The term “dank” in the beer context, represents these bold and pungent flavor characteristics that are highly prized among certain beer enthusiasts.
How Does a West Coast IPA Recipe Differ from Other IPA Recipes?
A West Coast IPA recipe is distinguished by its clean, crisp finish, higher bitterness, and prominent hop flavor and aroma.
The use of specific West Coast hops and a particular West Coast IPA water profile contribute to its unique taste and mouthfeel. Unlike its New England IPA counterpart, which is often hazy and fruitier, West Coast IPAs are usually clear with a bright amber color.
What are Dank Hops and How are They Used in a Dank IPA Recipe?
Dank hops are varieties of hops that contribute to the earthy, resinous, or cannabis-like aroma and flavor in beers. Some examples of dank hops include Columbus, Summit, and Simcoe.

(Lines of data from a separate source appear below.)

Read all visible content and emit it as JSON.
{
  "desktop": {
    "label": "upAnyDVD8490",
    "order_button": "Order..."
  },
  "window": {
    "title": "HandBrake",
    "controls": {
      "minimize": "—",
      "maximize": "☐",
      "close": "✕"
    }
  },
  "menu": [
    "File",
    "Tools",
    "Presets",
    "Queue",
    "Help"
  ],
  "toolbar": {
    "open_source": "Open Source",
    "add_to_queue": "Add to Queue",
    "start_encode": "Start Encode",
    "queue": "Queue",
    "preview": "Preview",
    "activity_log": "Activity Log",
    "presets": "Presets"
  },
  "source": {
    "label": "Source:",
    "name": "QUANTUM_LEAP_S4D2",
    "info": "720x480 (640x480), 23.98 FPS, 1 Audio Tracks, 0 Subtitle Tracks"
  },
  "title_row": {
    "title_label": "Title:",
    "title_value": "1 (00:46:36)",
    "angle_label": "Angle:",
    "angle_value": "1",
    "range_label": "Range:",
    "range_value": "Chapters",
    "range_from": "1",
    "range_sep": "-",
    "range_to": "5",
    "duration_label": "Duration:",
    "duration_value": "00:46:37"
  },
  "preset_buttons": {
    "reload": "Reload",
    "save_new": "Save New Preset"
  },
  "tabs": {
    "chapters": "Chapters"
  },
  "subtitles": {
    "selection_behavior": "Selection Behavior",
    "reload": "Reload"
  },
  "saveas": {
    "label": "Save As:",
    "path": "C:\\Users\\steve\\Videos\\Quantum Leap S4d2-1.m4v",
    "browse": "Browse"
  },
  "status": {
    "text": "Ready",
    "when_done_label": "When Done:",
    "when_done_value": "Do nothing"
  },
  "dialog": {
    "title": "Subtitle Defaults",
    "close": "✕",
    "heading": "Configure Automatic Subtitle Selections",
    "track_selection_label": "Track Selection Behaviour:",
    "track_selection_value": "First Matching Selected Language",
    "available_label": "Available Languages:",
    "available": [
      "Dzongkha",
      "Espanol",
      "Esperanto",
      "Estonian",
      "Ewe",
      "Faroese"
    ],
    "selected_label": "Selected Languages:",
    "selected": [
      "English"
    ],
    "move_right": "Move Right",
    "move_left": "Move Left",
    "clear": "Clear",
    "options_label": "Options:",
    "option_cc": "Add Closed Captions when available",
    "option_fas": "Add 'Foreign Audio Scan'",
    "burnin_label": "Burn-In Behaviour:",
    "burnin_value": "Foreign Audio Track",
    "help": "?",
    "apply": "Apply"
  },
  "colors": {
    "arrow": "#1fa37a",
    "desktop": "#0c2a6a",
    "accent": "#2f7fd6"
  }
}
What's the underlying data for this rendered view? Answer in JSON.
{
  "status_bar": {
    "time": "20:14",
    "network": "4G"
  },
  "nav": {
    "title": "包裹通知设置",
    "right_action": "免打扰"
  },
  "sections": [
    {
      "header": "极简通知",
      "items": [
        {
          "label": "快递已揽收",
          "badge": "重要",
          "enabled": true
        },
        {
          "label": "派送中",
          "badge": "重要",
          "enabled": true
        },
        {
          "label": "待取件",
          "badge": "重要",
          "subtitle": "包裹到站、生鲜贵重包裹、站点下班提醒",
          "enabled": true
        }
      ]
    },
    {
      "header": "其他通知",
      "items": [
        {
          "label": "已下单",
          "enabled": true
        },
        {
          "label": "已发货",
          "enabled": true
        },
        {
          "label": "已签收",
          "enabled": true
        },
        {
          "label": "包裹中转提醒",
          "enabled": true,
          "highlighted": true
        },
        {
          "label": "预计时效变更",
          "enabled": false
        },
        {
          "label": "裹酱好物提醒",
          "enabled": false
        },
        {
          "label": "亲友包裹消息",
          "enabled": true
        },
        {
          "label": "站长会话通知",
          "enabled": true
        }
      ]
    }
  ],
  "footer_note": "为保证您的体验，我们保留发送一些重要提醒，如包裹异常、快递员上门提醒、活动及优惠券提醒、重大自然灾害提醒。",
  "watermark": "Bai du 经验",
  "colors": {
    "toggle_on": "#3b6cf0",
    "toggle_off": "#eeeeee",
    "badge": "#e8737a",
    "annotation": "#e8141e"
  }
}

In a dank IPA recipe, these hops are usually used in higher quantities or in a late addition to the brewing process to emphasize the dank aroma and flavor characteristics.
Is There a Connection Between a Weed Beer Recipe and a Dank IPA?
The term dank often draws a parallel with cannabis due to the similar aromatic profiles. However, a weed beer recipe might incorporate actual cannabis or hemp products, whereas a dank IPA solely relies on the natural characteristics of certain hop varieties to achieve its distinctive flavor profile.
What is the Best Yeast for Brewing a West Coast IPA?
The best yeast for brewing a West Coast IPA is typically a clean, high-flocculating, and well-attenuating yeast strain.
Commonly used strains include California Ale Yeast or American Ale Yeast, which allow the bold hop flavors and the unique West Coast IPA water profile to shine through without being overshadowed by the yeast character.